It is well known that the performance of speech recognition systems degrades under the presence of Lombard effect which refers to a change in the speaking style when the speaker is in a noisy environment. This thesis describes a feature compensation method that reduces the Lombard effect of the test data so that the mismatch between the training and the test data is reduced.
In this thesis, it is assumed that the Lombard speech is the output of a linear time-invariant system where the input is normal speech. The Lombard generating system is denoted as G and the objective of the thesis is to find and evaluate the performance of the inverse $G^{-1}$ which we call the Lombard compensation filter.

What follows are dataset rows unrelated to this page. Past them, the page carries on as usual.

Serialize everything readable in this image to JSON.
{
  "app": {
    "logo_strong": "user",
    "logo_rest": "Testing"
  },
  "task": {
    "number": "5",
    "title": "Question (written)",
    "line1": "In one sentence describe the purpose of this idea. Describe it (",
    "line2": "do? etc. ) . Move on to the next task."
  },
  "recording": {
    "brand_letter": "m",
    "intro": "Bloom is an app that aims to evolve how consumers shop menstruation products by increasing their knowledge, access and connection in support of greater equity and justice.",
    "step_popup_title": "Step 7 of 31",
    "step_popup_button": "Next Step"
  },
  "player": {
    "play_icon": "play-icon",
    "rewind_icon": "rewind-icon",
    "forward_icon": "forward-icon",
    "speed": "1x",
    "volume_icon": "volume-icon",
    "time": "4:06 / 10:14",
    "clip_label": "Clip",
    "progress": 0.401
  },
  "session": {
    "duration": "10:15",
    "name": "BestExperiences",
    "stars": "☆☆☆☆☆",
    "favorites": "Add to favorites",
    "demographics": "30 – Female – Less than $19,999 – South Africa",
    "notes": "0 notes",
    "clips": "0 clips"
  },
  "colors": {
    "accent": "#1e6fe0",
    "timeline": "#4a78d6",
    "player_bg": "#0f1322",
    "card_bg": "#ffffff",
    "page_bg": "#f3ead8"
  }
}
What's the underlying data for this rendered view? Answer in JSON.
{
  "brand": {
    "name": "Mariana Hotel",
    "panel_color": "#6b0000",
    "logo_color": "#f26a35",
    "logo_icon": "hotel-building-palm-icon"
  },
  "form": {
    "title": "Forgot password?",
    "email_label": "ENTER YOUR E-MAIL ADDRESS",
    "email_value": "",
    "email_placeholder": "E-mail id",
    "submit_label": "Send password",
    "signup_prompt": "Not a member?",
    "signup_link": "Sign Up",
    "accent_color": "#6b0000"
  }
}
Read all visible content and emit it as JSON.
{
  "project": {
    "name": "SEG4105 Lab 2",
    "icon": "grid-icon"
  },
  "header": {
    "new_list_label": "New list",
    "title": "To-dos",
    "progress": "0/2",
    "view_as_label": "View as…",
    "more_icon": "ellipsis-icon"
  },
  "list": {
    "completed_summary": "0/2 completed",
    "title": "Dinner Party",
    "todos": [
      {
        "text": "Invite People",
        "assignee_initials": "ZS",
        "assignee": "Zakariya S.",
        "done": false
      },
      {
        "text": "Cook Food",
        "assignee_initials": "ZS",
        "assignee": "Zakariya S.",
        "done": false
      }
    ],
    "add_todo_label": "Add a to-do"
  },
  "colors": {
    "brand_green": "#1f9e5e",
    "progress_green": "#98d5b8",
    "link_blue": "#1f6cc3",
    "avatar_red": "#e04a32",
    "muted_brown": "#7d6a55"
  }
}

The magnitude response of the proposed Lombard compensation filter is obtained by taking the ratio of the spectra of normal speech and Lombard speech. The compensation filters are obtained under the following three separate assumptions: 1) G is independent of speech characteristics, 2) G is dependent on voiced/unvoiced frame decision and 3) G depends on the 7 phoneme groups classification of speech. To eliminate any error due to classification or any frame decision in the evaluation, correct frame decision was assumed known.
The proposed Lombard compensation method was found to reduce the word error rate (WER) of 50 Korean words with Lombard effect. Using 13th mel-frequency cepstral coefficients (MFCC) features, the word error rate of 35.25% with baseline was improved to 29.85%, 29.2%, 28.42% respectively under the three assumptions.